Co do kurteczek to mi się marzy dla Basi płaszczyk, ale nie wiem gdzie kupić, w sklepach ceny bardzo wysokie a na allegro boje się że coś będzie nie tak z materiałem;/ My teraz na bluzkę z długim rękawiem, kurtkę przejściową, apaszkę i lżejszą czapę, którą Basia ściąga i dziś pół spaceru z gołą głową:( Z wózka pozbyłam się śpiworka i dziecko bardziej zadowolone;D No i już dzisiaj lżejsze butki były!

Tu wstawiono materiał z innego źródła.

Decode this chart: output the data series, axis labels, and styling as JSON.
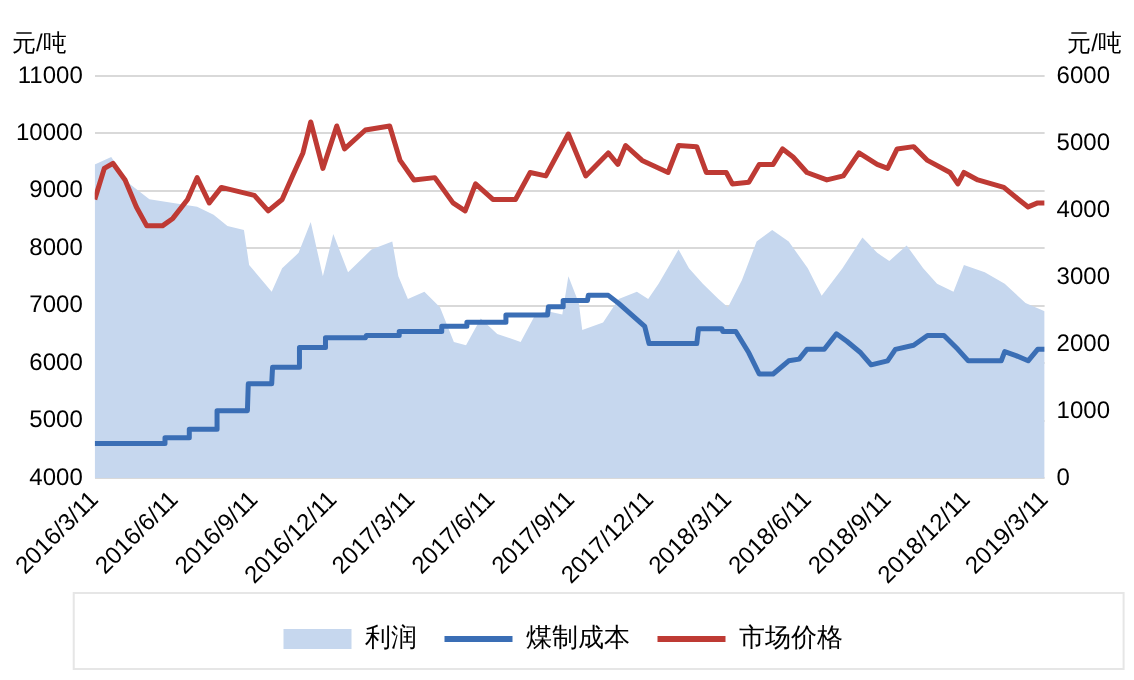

oki zmykam, chyba spać się położyć:p
 
Nabawe co kojarze to Twoje miejsce :-) Kamionki sa super. Odkrylam piekna nowa trase do spacerowania. Wczoraj bylam tam dwa razy. Czułam sie jak nad morzem chwilami :-)

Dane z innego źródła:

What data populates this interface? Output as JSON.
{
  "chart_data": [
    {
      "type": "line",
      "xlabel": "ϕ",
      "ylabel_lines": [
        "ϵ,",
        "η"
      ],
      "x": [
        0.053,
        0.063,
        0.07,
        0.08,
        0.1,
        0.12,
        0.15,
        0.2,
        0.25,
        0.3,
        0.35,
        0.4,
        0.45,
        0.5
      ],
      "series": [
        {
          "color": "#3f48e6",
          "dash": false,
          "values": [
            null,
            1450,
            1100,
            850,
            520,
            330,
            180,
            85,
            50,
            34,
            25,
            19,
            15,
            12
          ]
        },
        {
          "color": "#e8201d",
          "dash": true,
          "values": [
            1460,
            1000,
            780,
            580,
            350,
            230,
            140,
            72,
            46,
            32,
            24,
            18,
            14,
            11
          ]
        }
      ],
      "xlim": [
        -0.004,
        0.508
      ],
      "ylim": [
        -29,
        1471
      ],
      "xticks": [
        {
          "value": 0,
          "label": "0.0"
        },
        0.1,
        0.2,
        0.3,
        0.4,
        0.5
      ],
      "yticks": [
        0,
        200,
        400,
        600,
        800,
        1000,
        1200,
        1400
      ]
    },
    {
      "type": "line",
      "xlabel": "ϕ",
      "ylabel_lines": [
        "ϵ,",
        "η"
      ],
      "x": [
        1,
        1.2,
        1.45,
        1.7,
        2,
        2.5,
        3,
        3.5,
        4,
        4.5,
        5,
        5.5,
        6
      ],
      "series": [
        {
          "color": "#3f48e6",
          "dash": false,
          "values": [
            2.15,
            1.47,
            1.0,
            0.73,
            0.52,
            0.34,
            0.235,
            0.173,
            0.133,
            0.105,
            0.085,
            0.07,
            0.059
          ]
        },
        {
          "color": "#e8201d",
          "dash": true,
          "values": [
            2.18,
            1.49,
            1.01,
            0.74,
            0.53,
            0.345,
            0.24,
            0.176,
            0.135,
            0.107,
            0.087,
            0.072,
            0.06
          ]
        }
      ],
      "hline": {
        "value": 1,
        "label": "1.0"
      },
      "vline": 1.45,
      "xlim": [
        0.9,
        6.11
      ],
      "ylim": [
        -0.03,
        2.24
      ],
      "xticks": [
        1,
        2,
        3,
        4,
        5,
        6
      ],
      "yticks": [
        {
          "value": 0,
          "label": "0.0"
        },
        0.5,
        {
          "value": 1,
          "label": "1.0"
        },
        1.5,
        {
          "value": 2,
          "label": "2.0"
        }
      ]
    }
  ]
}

Co do rurek to ja obłowiłam sie w reserved. Są malinowe wiec polecam :-) w h&m sa tez fajne portki bezowe, czerwone ale chyba chinosy.

firanka szybko Ci lekarka powidziala o tym wprowadzaniu jedzenia. Ja bym poczekala jeszcze z 5 tyg chociaz
 
Ostatnia edycja:
przeniosłam się na BB Lublin :p (mąż ma propozycję pracy stamtąd..) a serio to jestem jestem :)))

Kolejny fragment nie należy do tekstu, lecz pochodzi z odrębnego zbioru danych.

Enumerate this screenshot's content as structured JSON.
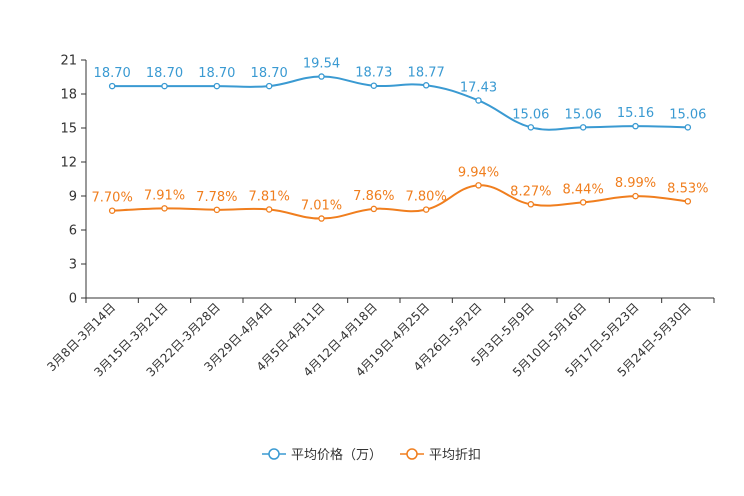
{
  "chart_data": {
    "type": "line",
    "categories": [
      "3月8日-3月14日",
      "3月15日-3月21日",
      "3月22日-3月28日",
      "3月29日-4月4日",
      "4月5日-4月11日",
      "4月12日-4月18日",
      "4月19日-4月25日",
      "4月26日-5月2日",
      "5月3日-5月9日",
      "5月10日-5月16日",
      "5月17日-5月23日",
      "5月24日-5月30日"
    ],
    "series": [
      {
        "name": "平均价格（万）",
        "color": "#3a9ad2",
        "values": [
          18.7,
          18.7,
          18.7,
          18.7,
          19.54,
          18.73,
          18.77,
          17.43,
          15.06,
          15.06,
          15.16,
          15.06
        ],
        "labels": [
          "18.70",
          "18.70",
          "18.70",
          "18.70",
          "19.54",
          "18.73",
          "18.77",
          "17.43",
          "15.06",
          "15.06",
          "15.16",
          "15.06"
        ]
      },
      {
        "name": "平均折扣",
        "color": "#f07e1e",
        "values": [
          7.7,
          7.91,
          7.78,
          7.81,
          7.01,
          7.86,
          7.8,
          9.94,
          8.27,
          8.44,
          8.99,
          8.53
        ],
        "labels": [
          "7.70%",
          "7.91%",
          "7.78%",
          "7.81%",
          "7.01%",
          "7.86%",
          "7.80%",
          "9.94%",
          "8.27%",
          "8.44%",
          "8.99%",
          "8.53%"
        ]
      }
    ],
    "y_ticks": [
      "0",
      "3",
      "6",
      "9",
      "12",
      "15",
      "18",
      "21"
    ],
    "ylim": [
      0,
      21
    ],
    "title": "",
    "xlabel": "",
    "ylabel": "",
    "legend_position": "bottom"
  }
}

witam nową mamę Tafojkę :) i jeszcze tylko zapamiętałam - Jagmar zdrówka, Skrzat miłych imprezek i sesji, Marcia i Natuśka zazdroszczę miejsc do spacerowania i działeczki :D
u nas pomieszanie w poplątaniem.. w środę ten pełen wrażeń dzień na Malcie ;) mąż na służbowej kolazji z której wrócił właśnie z tym newsem o Lublinie.. w czwartek byłam z przyjaciółką szukać sukienki ślubnej (się normalnie wzruszyłam jak ją zobaczyłam :D), potem postawiła nam obiad w podziękowaniu za latanie z nią, i potem mąż poleciał ją odwieźć a ja na zakupy do tesco bo pojechałam na noc do Ishi (dzięki kochana:*):D a tam.. o matko z córką!!! trzymały mnie z Lilou do 4, nafaszerowały pyszną pizzą i sałatką, alkoholem, kazały oglądać świetny film, zagadały na śmierć.. normalnie tortury :D a w piątek Sebuś wstał o 7:30 dając o tym znać obijaniem podłogi Ishi (sorry Ishi :D) drewnianym autkiem ;) miałyśmy jechac do Jagmar ale niestety się nam pochorowała (zdrówka!), a po południu dojechała Ajentka i się wystawiłyśmy na słońce, nawet dostałyśmy pyszny deser od Lilou (dzięki kochana :*). było super, ale jak wracałam to się źle poczułam, ból głowy, mdłości.. Aguś nas podwiozła (dzięki kochana :*), mąż wziął na wpół śpiącego dziecia i polecieliśmy do domu, młody wył 15min ze zmęczenia (a przecież była która? 19? 20?), więc go usypialiśmy, ja padłam w ciuchach, obudziłam się o 24, umyłam i poszłam spać dalej, bo byłam nieprzytomna z bólu głowy i żołądka (chciały mnie otruć???:p).. ale jak tylko wstałam to przyleciałam od razu do Was :D bo normalnie czułam się jak na odwyku :D
 
Marciaa no właśnie przy Nicole też tak wprowadzałam i było wszystko w porządku,więc jak wspomniała o tym,że można już coś wprowadzić to stwierdziłam,że zobaczymy.

My dopiero wstaliśmy...teraz karmię Krzysiaczka i biorę się za sprzątania,potem mykam na dwór:tak:
 
reklama
Hejka
Skrzat, Tygrynka miałyście intensywny dzień. Tygrynka w szczególności, dzień i noc. Dziewczyny na bank chciały Cie otruć ale same coś niedomagają bo ich nie ma ;p.
Ja bez zmian. Zastanawiam się czy iść z maludą na spacer wygrzać gardło na słoneczku. W domu cisza i spokój, Zosia u babci szaleje, podobno ma delikatny kaszelek i katarek. Mam nadzieję, że to się nie rozwinie.
Firanka grubo poszłaś z tym deserkiem. hmhmhmmmm.... bananek. Ja po wczorajszej marchewce daję na wstrzymanie kilka dni bo mała była marudna i podam jej ziemniaczka albo jabłuszko.

Miałam jeszcze napisać Tgrynka nonono nieładnie nas z Lublinem zdradzac !!! nieładnie, nieładnie.